The Spanish government told the Commission that a fine would be “incoherent and counterproductive,” given Brussels’s past praise for Madrid’s for reform efforts and the strong recent performance of the Spanish economy. Portuguese Finance Minister Mário Centeno similarly questioned the wisdom of fining a country still facing deep economic challenges despite its compliance with a tough, Brussels-designed bailout program. Italian officials privately warn that imposing losses on junior bank bonds, many of which are held by retail savers, could lead to bank runs while also provoking a political storm ahead of a planned October referendum on constitutional reforms, in which the government’s survival is at stake.
All three countries blame wider eurozone policy failures for exacerbating their difficulties.
Spain and Portugal say negative inflation has blunted the effectiveness of spending cuts. Italy has vocally criticized the German government’s failure to take steps to cut its 10% current-account surplus and boost eurozone demand. Madrid, Lisbon and Rome also point to rising hostility toward the EU—particularly in the wake of the Brexit vote—as a reason not to treat them harshly. “Adopting sanctions…would have a highly negative impact on the level of support for the European project, which has been largely consensual since 1976,” Mr. Centeno says.
Many economists are sympathetic. “Regional policy makers and politicians need to be more sensitive to how the complex, rule-based system that governs the region at the moment makes it less lovable,” says David Mackie, chief European economist at J.P. Morgan. “We think it would be very helpful in the current environment for the fiscal authorities and banking regulators to use the flexibility in the current rules.”
This flexibility could include the commission using its discretion to set the fines for Spain and Portugal at zero and using financial-stability provisions in the state-aid rules to spare bondholders from bail-in rules.
There is, in any event, a solid case for looser fiscal policy in the eurozone right now, says Gilles Moec, chief European economist at Bank of America Merrill Lynch.
But excessive flexibility also brings risks. Both the fiscal and banking rules were designed to prevent fiscal risks spilling over among member states and were a crucial part of the political bargain that paved the way for the ECB’s bond-buying program.

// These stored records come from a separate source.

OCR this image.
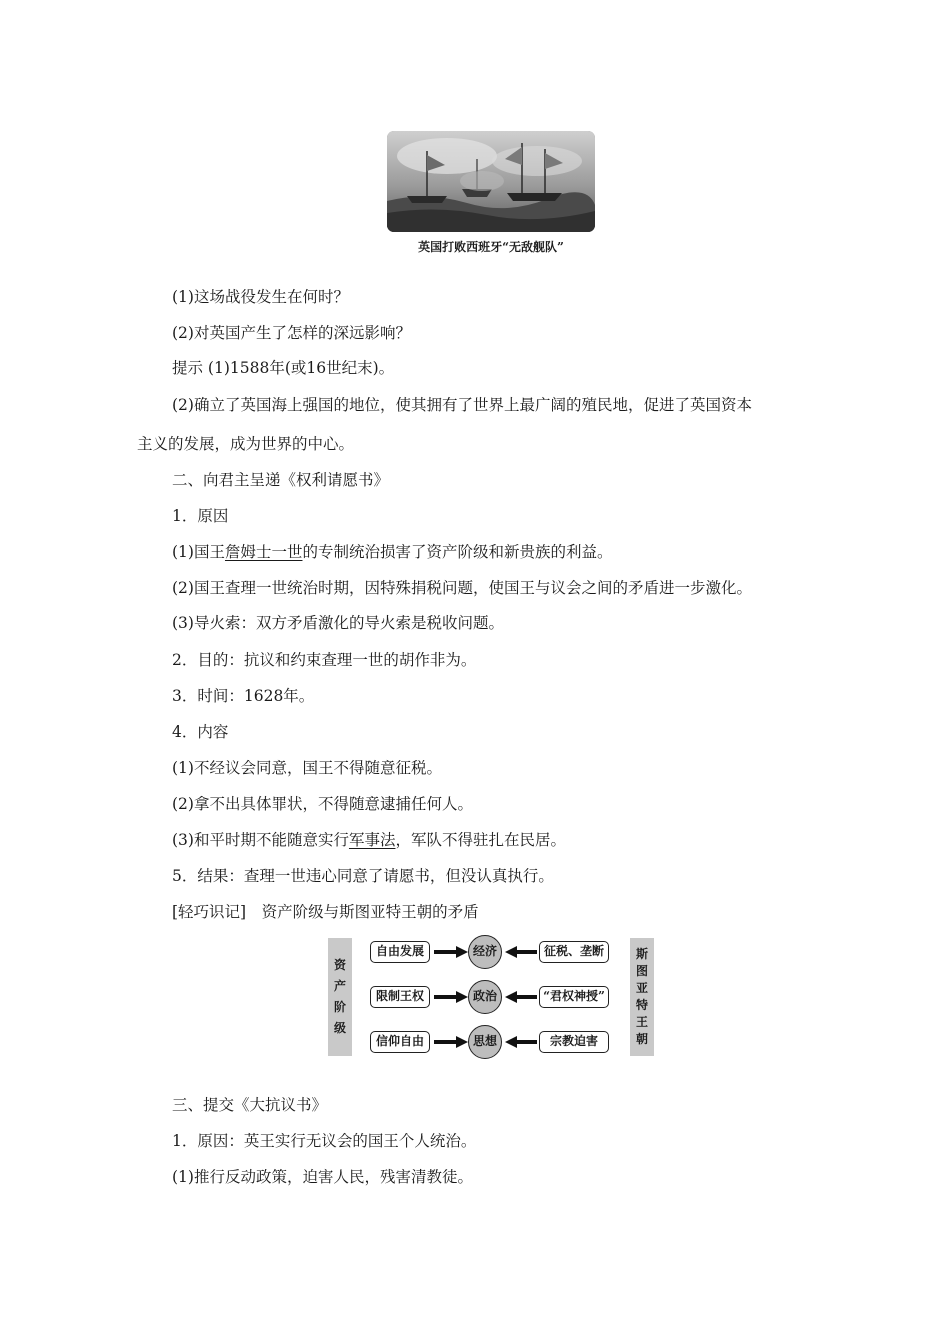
英国打败西班牙“无敌舰队”
(1)这场战役发生在何时？
(2)对英国产生了怎样的深远影响？
提示 (1)1588年(或16世纪末)。
(2)确立了英国海上强国的地位，使其拥有了世界上最广阔的殖民地，促进了英国资本
主义的发展，成为世界的中心。
二、向君主呈递《权利请愿书》
1．原因
(1)国王詹姆士一世的专制统治损害了资产阶级和新贵族的利益。
(2)国王查理一世统治时期，因特殊捐税问题，使国王与议会之间的矛盾进一步激化。
(3)导火索：双方矛盾激化的导火索是税收问题。
2．目的：抗议和约束查理一世的胡作非为。
3．时间：1628年。
4．内容
(1)不经议会同意，国王不得随意征税。
(2)拿不出具体罪状，不得随意逮捕任何人。
(3)和平时期不能随意实行军事法，军队不得驻扎在民居。
5．结果：查理一世违心同意了请愿书，但没认真执行。
[轻巧识记]　资产阶级与斯图亚特王朝的矛盾
资
产
阶
级
斯
图
亚
特
王
朝
自由发展	经济	征税、垄断
限制王权	政治	“君权神授”
信仰自由	思想	宗教迫害
三、提交《大抗议书》
1．原因：英王实行无议会的国王个人统治。
(1)推行反动政策，迫害人民，残害清教徒。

Yet many policy makers privately concede that the fiscal rules have already been stripped of credibility, not least when Commission president Jean-Claude Juncker justified allowing France another two years to bring its deficit under 3% of GDP because “France is France.” “If the banking rules are hollowed out too, I think even I’d want to quit the euro,” says one German official.
The optimal outcome now may be a classic euro fudge that pays lip service to rules that may no longer make sense but are too difficult to change. That may limit the most troubling immediate economic and political risks—but at the cost of deepening the EU’s underlying crisis of legitimacy.